Bulgaria, Macedonia agree to improve relations

The landlocked Balkan nation has attempted to join the EU since 2005 but its lingering dispute with Greece -- whose northern province bears the same name as the former Yugoslav republic -- has torpedoed Skopje's efforts. 

Bulgaria, Macedonia agree to improve relations

World Bulletin / News Desk

Macedonia on Tuesday signed a deal to mend relations with neighbouring Bulgaria in a bid to speed up its NATO and European Union accession after a decade of setbacks.

The agreement signed on Tuesday by Macedonian and Bulgarian leaders represents a milestone in Skopje's foreign policy after its conservative VMRO-DPMNE party left office in December after 10 years in power. 

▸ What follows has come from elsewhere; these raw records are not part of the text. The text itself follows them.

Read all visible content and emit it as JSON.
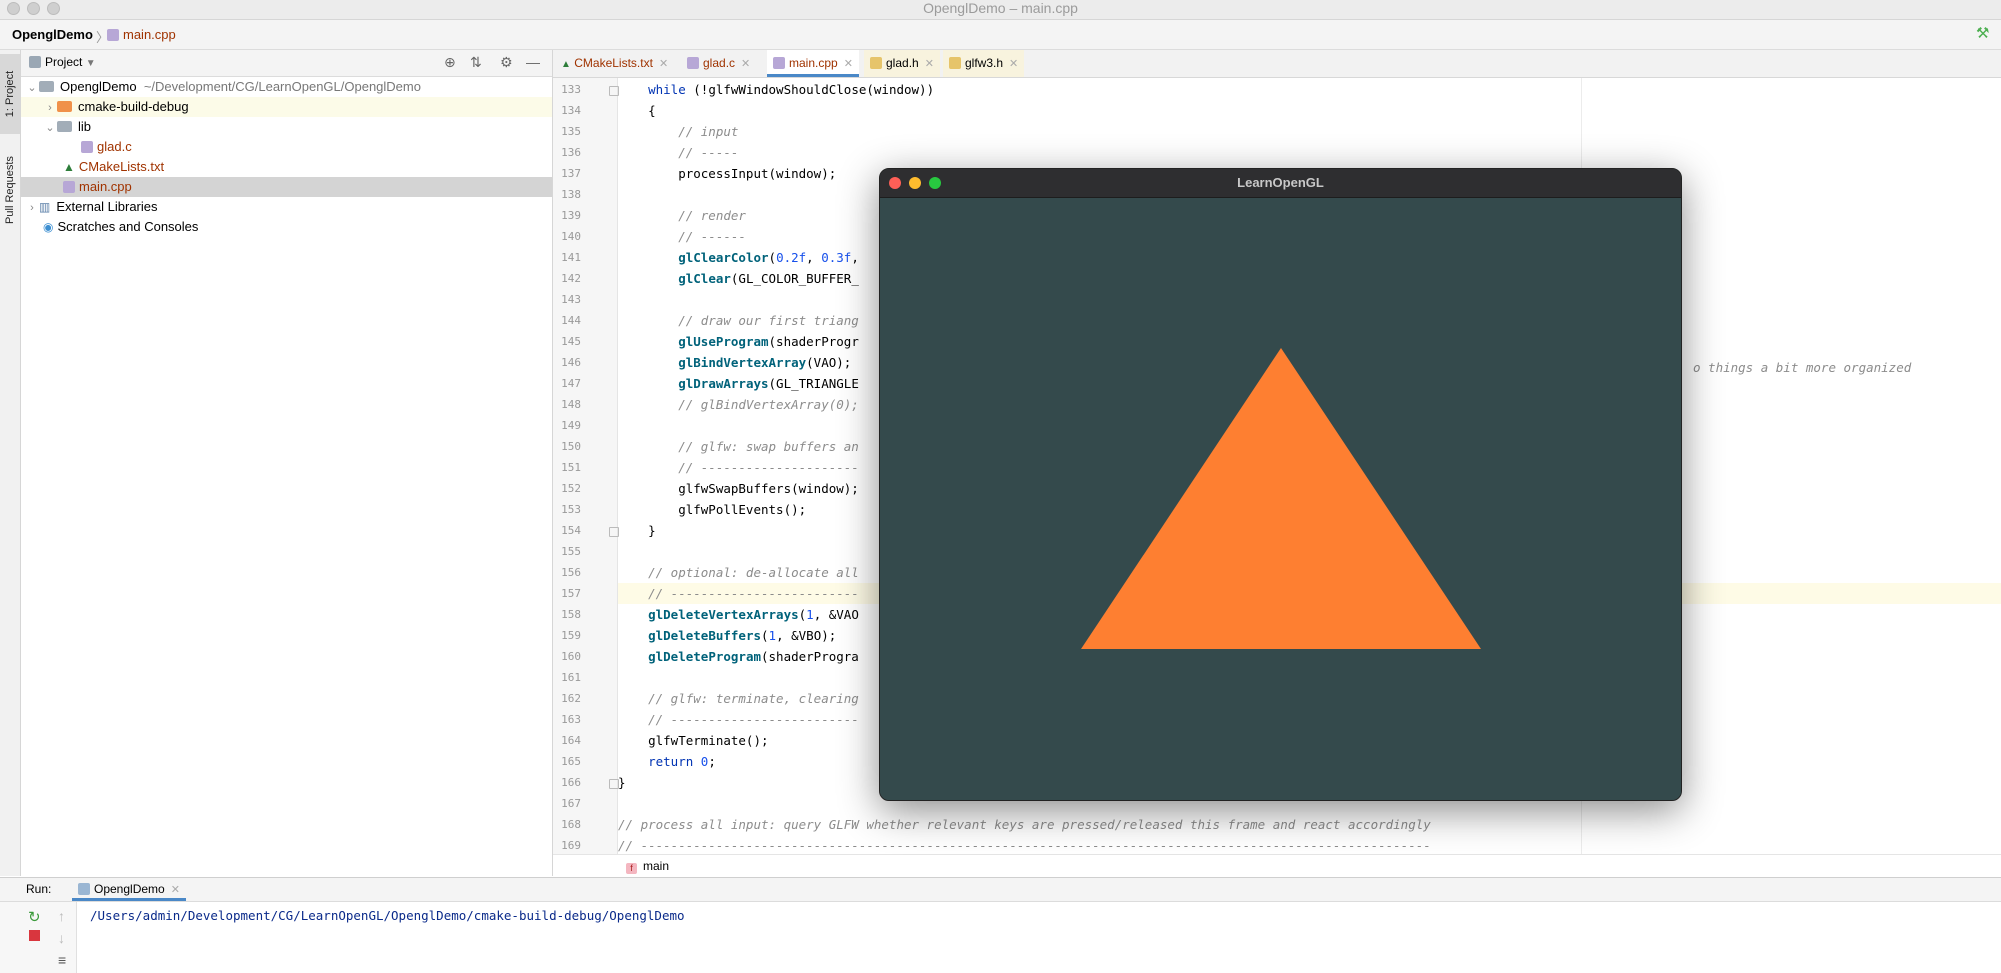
{
  "window": {
    "title": "OpenglDemo – main.cpp"
  },
  "navbar": {
    "project": "OpenglDemo",
    "file": "main.cpp"
  },
  "left_strip": {
    "project_tab": "1: Project",
    "pull_requests_tab": "Pull Requests"
  },
  "project_panel": {
    "title": "Project",
    "tree": [
      {
        "name": "OpenglDemo",
        "path": "~/Development/CG/LearnOpenGL/OpenglDemo"
      },
      {
        "name": "cmake-build-debug"
      },
      {
        "name": "lib"
      },
      {
        "name": "glad.c"
      },
      {
        "name": "CMakeLists.txt"
      },
      {
        "name": "main.cpp"
      },
      {
        "name": "External Libraries"
      },
      {
        "name": "Scratches and Consoles"
      }
    ]
  },
  "tabs": [
    {
      "label": "CMakeLists.txt"
    },
    {
      "label": "glad.c"
    },
    {
      "label": "main.cpp"
    },
    {
      "label": "glad.h"
    },
    {
      "label": "glfw3.h"
    }
  ],
  "code_lines": [
    {
      "n": "133",
      "t": "    while (!glfwWindowShouldClose(window))"
    },
    {
      "n": "134",
      "t": "    {"
    },
    {
      "n": "135",
      "t": "        // input"
    },
    {
      "n": "136",
      "t": "        // -----"
    },
    {
      "n": "137",
      "t": "        processInput(window);"
    },
    {
      "n": "138",
      "t": ""
    },
    {
      "n": "139",
      "t": "        // render"
    },
    {
      "n": "140",
      "t": "        // ------"
    },
    {
      "n": "141",
      "t": "        glClearColor(0.2f, 0.3f,"
    },
    {
      "n": "142",
      "t": "        glClear(GL_COLOR_BUFFER_"
    },
    {
      "n": "143",
      "t": ""
    },
    {
      "n": "144",
      "t": "        // draw our first triang"
    },
    {
      "n": "145",
      "t": "        glUseProgram(shaderProgr"
    },
    {
      "n": "146",
      "t": "        glBindVertexArray(VAO); "
    },
    {
      "n": "147",
      "t": "        glDrawArrays(GL_TRIANGLE"
    },
    {
      "n": "148",
      "t": "        // glBindVertexArray(0);"
    },
    {
      "n": "149",
      "t": ""
    },
    {
      "n": "150",
      "t": "        // glfw: swap buffers an"
    },
    {
      "n": "151",
      "t": "        // ---------------------"
    },
    {
      "n": "152",
      "t": "        glfwSwapBuffers(window);"
    },
    {
      "n": "153",
      "t": "        glfwPollEvents();"
    },
    {
      "n": "154",
      "t": "    }"
    },
    {
      "n": "155",
      "t": ""
    },
    {
      "n": "156",
      "t": "    // optional: de-allocate all"
    },
    {
      "n": "157",
      "t": "    // -------------------------"
    },
    {
      "n": "158",
      "t": "    glDeleteVertexArrays(1, &VAO"
    },
    {
      "n": "159",
      "t": "    glDeleteBuffers(1, &VBO);"
    },
    {
      "n": "160",
      "t": "    glDeleteProgram(shaderProgra"
    },
    {
      "n": "161",
      "t": ""
    },
    {
      "n": "162",
      "t": "    // glfw: terminate, clearing"
    },
    {
      "n": "163",
      "t": "    // -------------------------"
    },
    {
      "n": "164",
      "t": "    glfwTerminate();"
    },
    {
      "n": "165",
      "t": "    return 0;"
    },
    {
      "n": "166",
      "t": "}"
    },
    {
      "n": "167",
      "t": ""
    },
    {
      "n": "168",
      "t": "// process all input: query GLFW whether relevant keys are pressed/released this frame and react accordingly"
    },
    {
      "n": "169",
      "t": "// ---------------------------------------------------------------------------------------------------------"
    }
  ],
  "overflow_comment": "o things a bit more organized",
  "bottom_breadcrumb": {
    "function": "main"
  },
  "run_panel": {
    "label": "Run:",
    "config": "OpenglDemo",
    "output": "/Users/admin/Development/CG/LearnOpenGL/OpenglDemo/cmake-build-debug/OpenglDemo"
  },
  "gl_window": {
    "title": "LearnOpenGL",
    "clear_color": "#344a4c",
    "triangle_color": "#fe7f31"
  },
  "colors": {
    "accent": "#4a88c7",
    "folder": "#a2adb8",
    "folder_build": "#f0914a"
  }
}
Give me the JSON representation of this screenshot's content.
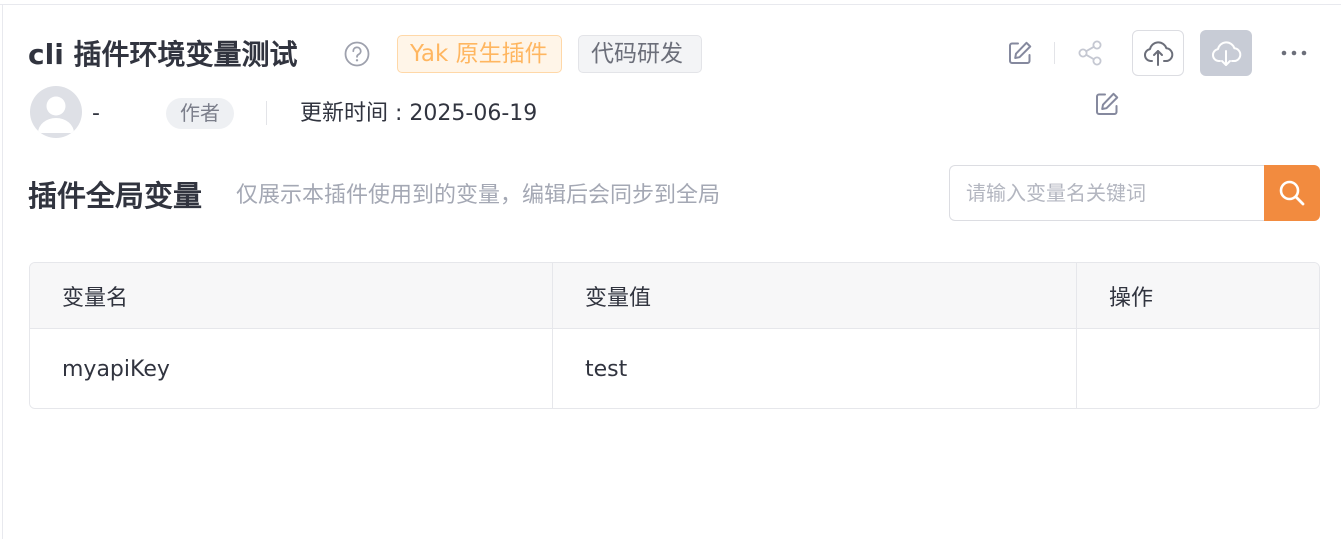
{
  "header": {
    "title": "cli 插件环境变量测试",
    "tags": [
      {
        "label": "Yak 原生插件",
        "color": "#ffb660"
      },
      {
        "label": "代码研发",
        "color": "#6c6f7a"
      }
    ],
    "actions": [
      "edit-icon",
      "share-icon",
      "cloud-upload-icon",
      "cloud-download-icon",
      "more-icon"
    ]
  },
  "author": {
    "name": "-",
    "badge": "作者",
    "update_time": "更新时间 : 2025-06-19"
  },
  "section": {
    "title": "插件全局变量",
    "description": "仅展示本插件使用到的变量，编辑后会同步到全局"
  },
  "search": {
    "placeholder": "请输入变量名关键词",
    "value": "",
    "button_color": "#f28b3f"
  },
  "table": {
    "columns": [
      "变量名",
      "变量值",
      "操作"
    ],
    "rows": [
      {
        "name": "myapiKey",
        "value": "test"
      }
    ]
  }
}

According to the text, the deal means Bulgaria "will share its experience in order to help the Republic of Macedonia to meet all necessary criteria of EU membership and will support it for NATO membership." 

Macedonian Prime Minister Zoran Zaev praised the "historic" deal and Bulgarian counterpart Boyko Borisov said it "shows to EU that turbulent Balkans, which has passed through a lot of troubles, could solve problems by agreements without mediators." 

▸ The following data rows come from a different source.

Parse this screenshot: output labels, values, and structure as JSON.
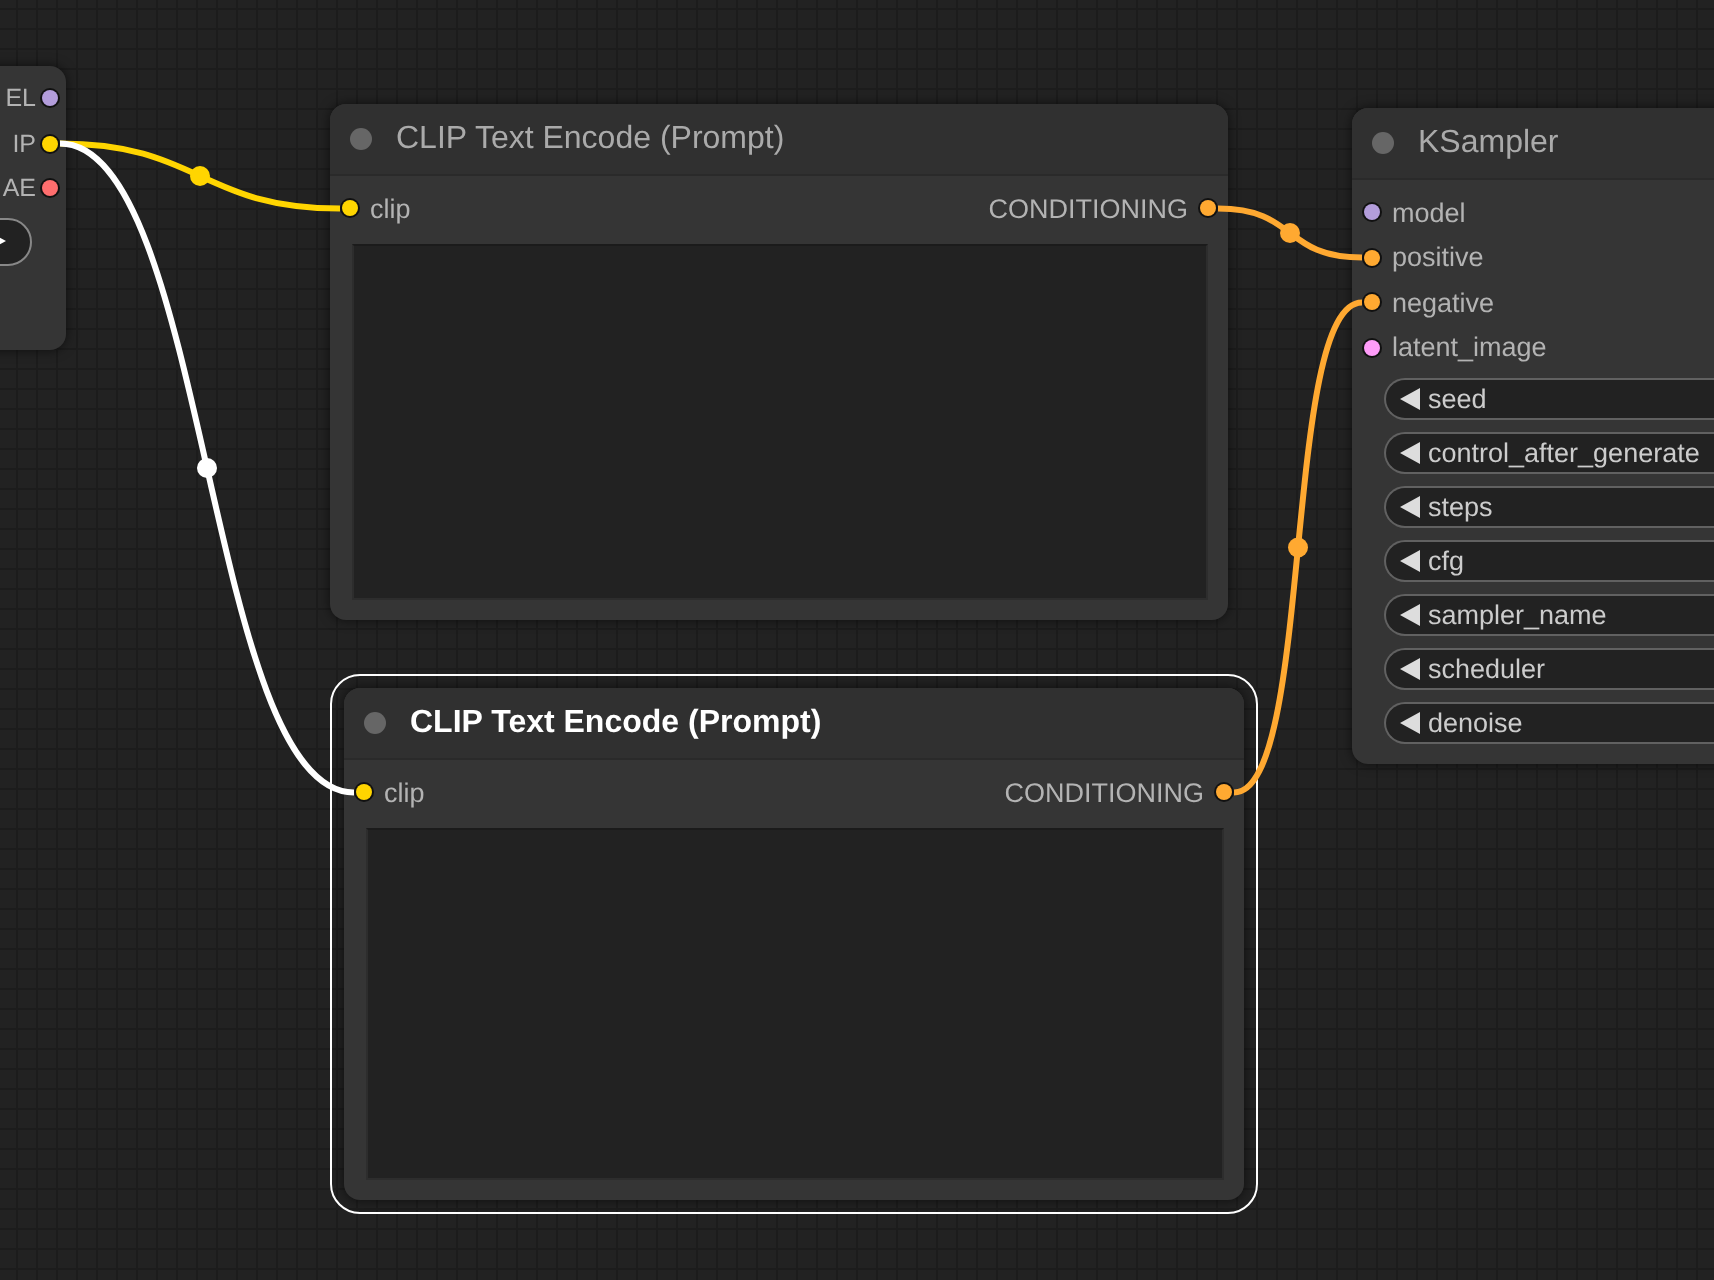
{
  "nodes": [
    {
      "kind": "partial",
      "outputs": [
        {
          "label": "EL",
          "color": "#b39ddb"
        },
        {
          "label": "IP",
          "color": "#ffd500"
        },
        {
          "label": "AE",
          "color": "#ff6e6e"
        }
      ]
    },
    {
      "kind": "text_encode",
      "title": "CLIP Text Encode (Prompt)",
      "selected": false,
      "inputs": [
        {
          "label": "clip",
          "color": "#ffd500"
        }
      ],
      "outputs": [
        {
          "label": "CONDITIONING",
          "color": "#ffa931"
        }
      ]
    },
    {
      "kind": "text_encode",
      "title": "CLIP Text Encode (Prompt)",
      "selected": true,
      "inputs": [
        {
          "label": "clip",
          "color": "#ffd500"
        }
      ],
      "outputs": [
        {
          "label": "CONDITIONING",
          "color": "#ffa931"
        }
      ]
    },
    {
      "kind": "sampler",
      "title": "KSampler",
      "selected": false,
      "inputs": [
        {
          "label": "model",
          "color": "#b39ddb"
        },
        {
          "label": "positive",
          "color": "#ffa931"
        },
        {
          "label": "negative",
          "color": "#ffa931"
        },
        {
          "label": "latent_image",
          "color": "#ff9cf9"
        }
      ],
      "widgets": [
        "seed",
        "control_after_generate",
        "steps",
        "cfg",
        "sampler_name",
        "scheduler",
        "denoise"
      ]
    }
  ],
  "links": [
    {
      "color": "#ffd500"
    },
    {
      "color": "#ffffff"
    },
    {
      "color": "#ffa931"
    },
    {
      "color": "#ffa931"
    }
  ]
}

The accord was approved unanimously by Bulgarian lawmakers, supported even by nationalists who consider Macedonia part of the Bulgarian nation.

Relations between Skopje and Sofia have been strained for years.

Bulgaria considers the Macedonian language as a dialect of Bulgarian and speeches made by visiting Macedonian officials were routinely not translated.

However, since Zaev's first visit in June, Bulgaria is providing translation of his remarks as a sign of a good will. 

It also refuses to recognise its own Macedonian ethnic minority and Macedonian schoolchildren are still taught that their country was occupied by Nazi-ally Bulgarians during World War II.

As part of the deal, a research team from both countries have agreed to examine the content of school textbooks. 

The two countries have also agreed to open a train line from Sofia to Skopje.

Macedonia's bid to join the EU and NATO has been blocked for some time by Greece.

Athens says the country should not call itself Macedonia because Greece's northern province bears the same name, and in 2008 vetoed Skopje's attempts to join NATO.

Greece claims a historical right to the term Macedonia because the heart of Alexander the Great's ancient kingdom lies in its northern province of Macedonia.